Los colores del otoño

Ese magiar sigiloso que avanza tras el adiós al verano, cuando en las postrimerías de septiembre el viento nos advierte de un cambio de rumbo, haciéndonos viajar hacia otra sensación térmica y visual inevitable, reviviendo un ciclo, un aviso de que el armario ha vuelto a cambiar, un clima controvertido que adormece y despierta emociones encontradas. El otoño es tratado, a veces, como un periodo de transición hacia la estación fría, esa que en la que se acaban las treguas. Inspirador de tristeza y melancolía con el paso del tiempo, como si ilustrase la metáfora más perfecta de una vida en decadencia, llegado el climaterio, un sabor agridulce que embarga las escenas en las que la luz oxida, y la edad recuerda demasiado cuando acumula muchos otoños irrecuperables.
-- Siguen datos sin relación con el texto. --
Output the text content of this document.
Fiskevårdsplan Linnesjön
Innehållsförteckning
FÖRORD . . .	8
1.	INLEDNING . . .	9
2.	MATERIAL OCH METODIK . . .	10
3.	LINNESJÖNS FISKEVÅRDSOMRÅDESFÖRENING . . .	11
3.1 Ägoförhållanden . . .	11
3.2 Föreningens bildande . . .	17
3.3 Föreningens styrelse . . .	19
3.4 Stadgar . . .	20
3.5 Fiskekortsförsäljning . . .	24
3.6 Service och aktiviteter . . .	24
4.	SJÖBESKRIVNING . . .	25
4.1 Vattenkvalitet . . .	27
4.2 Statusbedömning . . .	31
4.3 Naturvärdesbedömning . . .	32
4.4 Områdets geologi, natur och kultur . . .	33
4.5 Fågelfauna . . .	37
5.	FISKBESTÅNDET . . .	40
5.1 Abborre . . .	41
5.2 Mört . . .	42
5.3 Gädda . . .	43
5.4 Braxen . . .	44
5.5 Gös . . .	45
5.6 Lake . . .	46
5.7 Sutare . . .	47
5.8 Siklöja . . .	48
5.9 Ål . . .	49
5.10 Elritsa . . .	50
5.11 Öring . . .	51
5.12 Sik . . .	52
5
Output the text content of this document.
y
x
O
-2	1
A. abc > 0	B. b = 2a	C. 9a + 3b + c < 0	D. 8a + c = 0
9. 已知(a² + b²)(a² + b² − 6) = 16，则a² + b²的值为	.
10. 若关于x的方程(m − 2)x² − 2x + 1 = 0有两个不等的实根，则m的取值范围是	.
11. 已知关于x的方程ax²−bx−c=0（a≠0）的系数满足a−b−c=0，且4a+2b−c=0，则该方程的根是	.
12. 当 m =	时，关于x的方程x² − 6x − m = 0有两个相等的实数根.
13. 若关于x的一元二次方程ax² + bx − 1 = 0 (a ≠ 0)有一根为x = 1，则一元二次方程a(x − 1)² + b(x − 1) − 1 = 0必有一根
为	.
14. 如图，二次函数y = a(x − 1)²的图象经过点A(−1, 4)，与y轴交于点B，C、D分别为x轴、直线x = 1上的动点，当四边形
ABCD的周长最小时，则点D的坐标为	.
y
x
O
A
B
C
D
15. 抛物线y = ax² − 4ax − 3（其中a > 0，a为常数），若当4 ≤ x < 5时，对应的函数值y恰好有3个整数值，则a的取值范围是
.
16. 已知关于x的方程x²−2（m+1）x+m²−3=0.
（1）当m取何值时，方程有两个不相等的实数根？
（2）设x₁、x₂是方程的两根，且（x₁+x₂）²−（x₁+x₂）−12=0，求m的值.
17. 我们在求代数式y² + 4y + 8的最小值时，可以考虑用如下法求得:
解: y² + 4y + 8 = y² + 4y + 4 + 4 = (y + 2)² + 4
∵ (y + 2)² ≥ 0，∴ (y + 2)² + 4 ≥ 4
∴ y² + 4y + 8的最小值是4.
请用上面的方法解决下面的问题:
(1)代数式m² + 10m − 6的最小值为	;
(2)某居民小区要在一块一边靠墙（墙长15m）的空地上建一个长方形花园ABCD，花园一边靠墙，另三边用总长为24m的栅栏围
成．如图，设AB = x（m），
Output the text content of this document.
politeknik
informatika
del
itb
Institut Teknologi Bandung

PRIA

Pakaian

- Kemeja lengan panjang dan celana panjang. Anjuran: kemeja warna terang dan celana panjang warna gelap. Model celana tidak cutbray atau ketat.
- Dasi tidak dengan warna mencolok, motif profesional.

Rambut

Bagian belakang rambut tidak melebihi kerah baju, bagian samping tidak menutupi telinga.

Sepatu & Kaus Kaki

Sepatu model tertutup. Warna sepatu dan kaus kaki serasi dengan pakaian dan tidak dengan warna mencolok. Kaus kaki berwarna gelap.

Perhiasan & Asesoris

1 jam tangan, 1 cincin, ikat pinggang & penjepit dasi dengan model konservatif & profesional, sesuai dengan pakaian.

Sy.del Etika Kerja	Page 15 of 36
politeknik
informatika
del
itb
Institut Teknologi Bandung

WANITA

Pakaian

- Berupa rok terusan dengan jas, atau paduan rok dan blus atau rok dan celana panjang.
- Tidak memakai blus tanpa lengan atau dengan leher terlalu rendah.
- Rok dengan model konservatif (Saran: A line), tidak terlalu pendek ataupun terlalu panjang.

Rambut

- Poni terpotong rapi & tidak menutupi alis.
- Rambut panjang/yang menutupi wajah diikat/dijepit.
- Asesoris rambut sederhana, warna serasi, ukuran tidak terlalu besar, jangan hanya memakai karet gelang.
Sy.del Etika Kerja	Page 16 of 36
Y esas hojas que se dejan caer, vencidas, derrotadas, que formarán parte de un follaje astringente hasta su desintegración.

Tan de acuerdo con Pérez Reverte en su “Maestro de Esgrima” cuando decía que un carácter moral se liga a las escenas del otoño: esas hojas que caen como nuestros años, esas flores que se marchitan como nuestras horas, esas nubes que huyen como nuestras ilusiones, esa luz que se debilita como nuestra inteligencia, ese sol que se enfría como nuestros amores, esos ríos que se hielan como nuestra vida, tejen secretos lazos con nuestro destino”.

Sin embargo hemos de cruzar el puente hacia el solsticio de invierno enamorados del magnífico espectro de colores que el otoño regala a nuestros ojos. El olor a tierra mojada y a castañas asadas, a madera recién cortada y a prólogo de vendaval, a través de una ventana discurre el baile de las hojas caducas que arropan a las piñas esparcidas por el suelo esperando ser combustible invernal. Cumpliendo su rutina, va deslizándose la vestimenta de las ramas dejando sus árboles desnudos, esqueletos perennes desprovistos de su indumentaria. Un paisaje con personalidad y determinación propias, asistiendo ensimismados a una carta de amalgamas y estelas inagotables de verdes menguantes, ocres, rojizos y dorados que van modificándose con el paso de los días, siguiendo su propia jerarquía, desobedeciendo cualquier uniformidad, para dar paso a una fotografía dinámica orquestada por el ritmo inherente establecido. Secuencias verdiamarillas que recorren tonalidades e intensidades inacabables, con matices y degradaciones cobrizas sin fin. Un paisaje desbordante de colores leonados, bermellones radiantes e interminables zaínos, ocres tostados por los tímidos rayos de un sol debilitado, abrigando un ambiente de recogimiento e introspección, con olor convidado a leña humeante. Un estallido de naturaleza en forma de reverberaciones antojadizas, rebeldes pero acompasadas, anárquicas pero armonizadas, libres pero guiadas por la doctrina natural del ciclo, en una búsqueda incesante de los cada vez más escasos haces de luz, que atraviesan sin apenas fuerza el boscaje que aguarda celosamente la llegada del frío taciturno. Y al igual que en ese “Jardín de otoño” de Vicent Van Gogh, el viento va despojando a los árboles sin pensar, formando remolinos con sus hojas pasajeras -que abrigan hongos siniestros e indulgentes- en un propósito de renovar su indumentaria, tapizando acogedoramente el suelo con una paleta infinita.

El otoño, una invitación a sentir el chasquido de las hojas bajo los pies, un paseo, un pensamiento, un balance de lo acontecido. Una estación versátil, fugaz, polifacética, que se renueva y se reinventa para mostrar un espectáculo de contrastes jugando contra el tiempo, un otoño más se adueña del paisaje espinariego, indeleble, indescriptible, eterno, cuando el sol de otoño penetra entre sus pinos y siembra níscalos, recuperando sonidos, olores y sabores que embargan la escena trayendo de vuelta a padres y abuelos, conduciendo inexorablemente hacia el tesoro más valioso de todos, que secuestra el tiempo, la memoria.